Children from Grazeley Primary School protest against housing plan

Children at Grazeley Primary School protest against the new homes planned for their village. Picture: Steve Smyth

LOCAL RESIDENTS are speaking out against the Grazeley plans, unhappy with the number of homes planned for the village.

Resident Nicola Turnball launched a petition last week against the plans to develop Grazeley as part of the Local Plan. 

Currently, the petition has more than 900 signatures. This weekend, parents and children at Grazeley Primary School gathered to protest against the plans. 

Residents gathered to show their frustration with the plan to build in Grazeley. Picture: Steve Smyth

Ms Turnball’s main concerns for the development are the number of houses, which she believes will put a strain on the environment and infrastructure. 

She said: “There’s just so many houses that have been built in Shinfield, Grazeley and Three Mile Cross, and the roads are a nightmare. 

“It’s less than one mile to get the children to school, but driving there can take up to an hour due to the traffic congestion. And we can’t walk because the A33 is in the middle.

“The location really is the problem, the A33 is virtually gridlocked each day. It can’t cope.”

Ms Turnball is also concerned about the flood risk — something on many borough resident’s minds after the recent flooding.  

“Each year the flooding is getting worse and worse in this area,” she added. “More and more houses are being built, with concrete everywhere. There’s nowhere for the water to train away.”
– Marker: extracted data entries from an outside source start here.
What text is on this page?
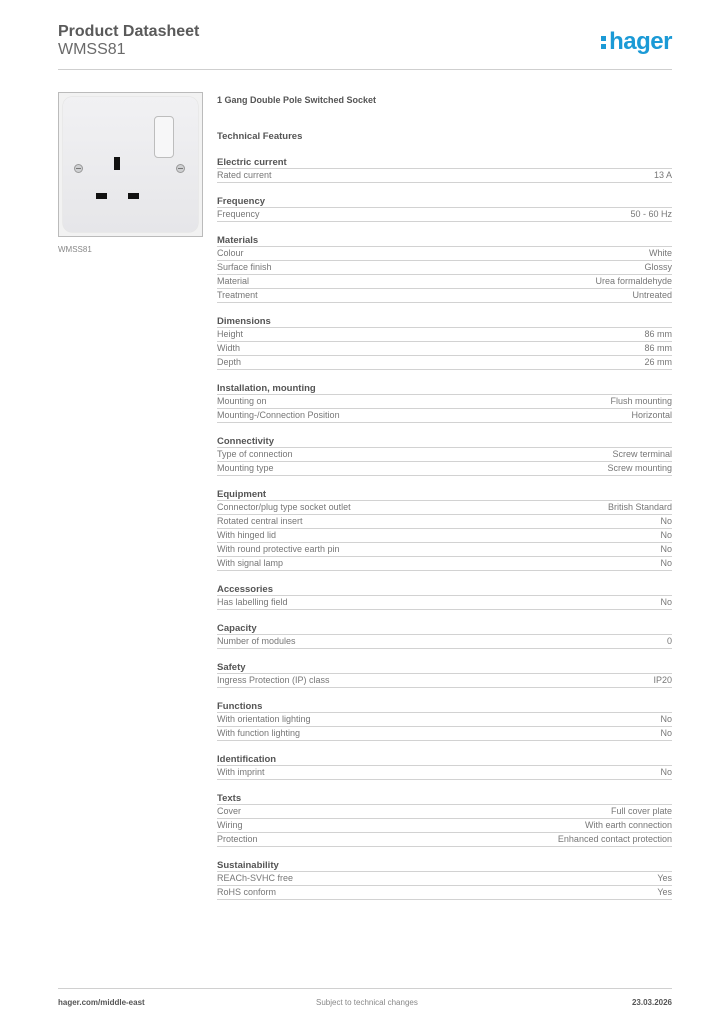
Product Datasheet
WMSS81	hager
WMSS81
1 Gang Double Pole Switched Socket
Technical Features
Electric current
Rated current	13 A
Frequency
Frequency	50 - 60 Hz
Materials
Colour	White
Surface finish	Glossy
Material	Urea formaldehyde
Treatment	Untreated
Dimensions
Height	86 mm
Width	86 mm
Depth	26 mm
Installation, mounting
Mounting on	Flush mounting
Mounting-/Connection Position	Horizontal
Connectivity
Type of connection	Screw terminal
Mounting type	Screw mounting
Equipment
Connector/plug type socket outlet	British Standard
Rotated central insert	No
With hinged lid	No
With round protective earth pin	No
With signal lamp	No
Accessories
Has labelling field	No
Capacity
Number of modules	0
Safety
Ingress Protection (IP) class	IP20
Functions
With orientation lighting	No
With function lighting	No
Identification
With imprint	No
Texts
Cover	Full cover plate
Wiring	With earth connection
Protection	Enhanced contact protection
Sustainability
REACh-SVHC free	Yes
RoHS conform	Yes
hager.com/middle-east	Subject to technical changes	23.03.2026
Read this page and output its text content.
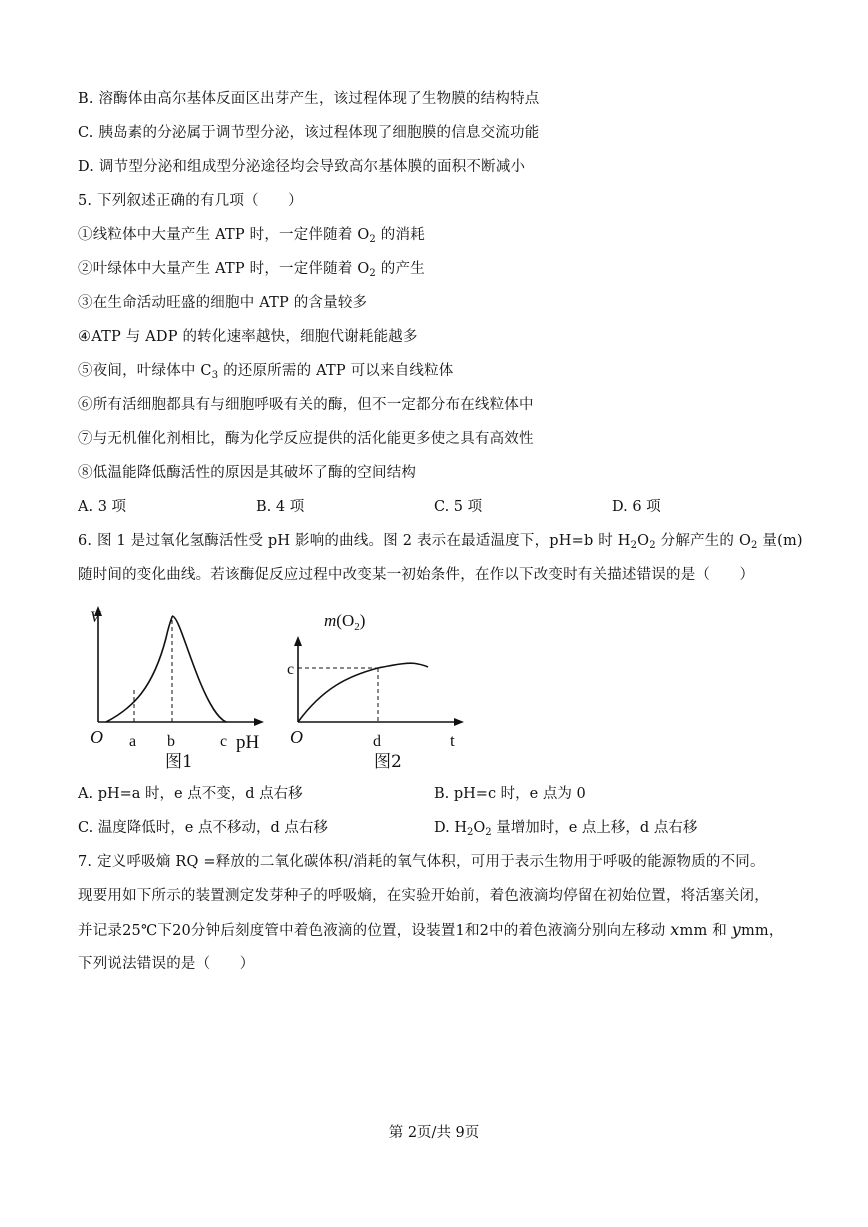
B. 溶酶体由高尔基体反面区出芽产生，该过程体现了生物膜的结构特点
C. 胰岛素的分泌属于调节型分泌，该过程体现了细胞膜的信息交流功能
D. 调节型分泌和组成型分泌途径均会导致高尔基体膜的面积不断减小
5. 下列叙述正确的有几项（　　）
①线粒体中大量产生 ATP 时，一定伴随着 $O_2$ 的消耗
②叶绿体中大量产生 ATP 时，一定伴随着 $O_2$ 的产生
③在生命活动旺盛的细胞中 ATP 的含量较多
④ATP 与 ADP 的转化速率越快，细胞代谢耗能越多
⑤夜间，叶绿体中 $C_3$ 的还原所需的 ATP 可以来自线粒体
⑥所有活细胞都具有与细胞呼吸有关的酶，但不一定都分布在线粒体中
⑦与无机催化剂相比，酶为化学反应提供的活化能更多使之具有高效性
⑧低温能降低酶活性的原因是其破坏了酶的空间结构
A. 3 项	B. 4 项	C. 5 项	D. 6 项
6. 图 1 是过氧化氢酶活性受 pH 影响的曲线。图 2 表示在最适温度下，pH=b 时 $H_2O_2$ 分解产生的 $O_2$ 量(m)
随时间的变化曲线。若该酶促反应过程中改变某一初始条件，在作以下改变时有关描述错误的是（　　）
V
O a b	c pH
图1
$m(O_2)$
c
O	d	t
图2
A. pH=a 时，e 点不变，d 点右移	B. pH=c 时，e 点为 0
C. 温度降低时，e 点不移动，d 点右移	D. $H_2O_2$ 量增加时，e 点上移，d 点右移
7. 定义呼吸熵 RQ =释放的二氧化碳体积/消耗的氧气体积，可用于表示生物用于呼吸的能源物质的不同。
现要用如下所示的装置测定发芽种子的呼吸熵，在实验开始前，着色液滴均停留在初始位置，将活塞关闭，
并记录25℃下20分钟后刻度管中着色液滴的位置，设装置1和2中的着色液滴分别向左移动 xmm 和 ymm，
下列说法错误的是（　　）
第 2页/共 9页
Ms Turnball heard about the plans after watching BBC coverage of the proposal. After the programme aired, she began to see more and more local residents talking about their concerns on social media.  

“Everyone I’ve spoken to is against the plans,” she said. “This petition is about giving the local residents a chance to have their say, and make their voices heard.”

So far, resident comments on the petition include concerns over traffic and congestion, a village keeping it’s village status, inadequate infrastructure, destruction of wildlife, provision of schools and medical centres, flood risk and reduction of green spaces.

Other residents have cited the development at Spencers Wood, saying the area has seen enough housing development.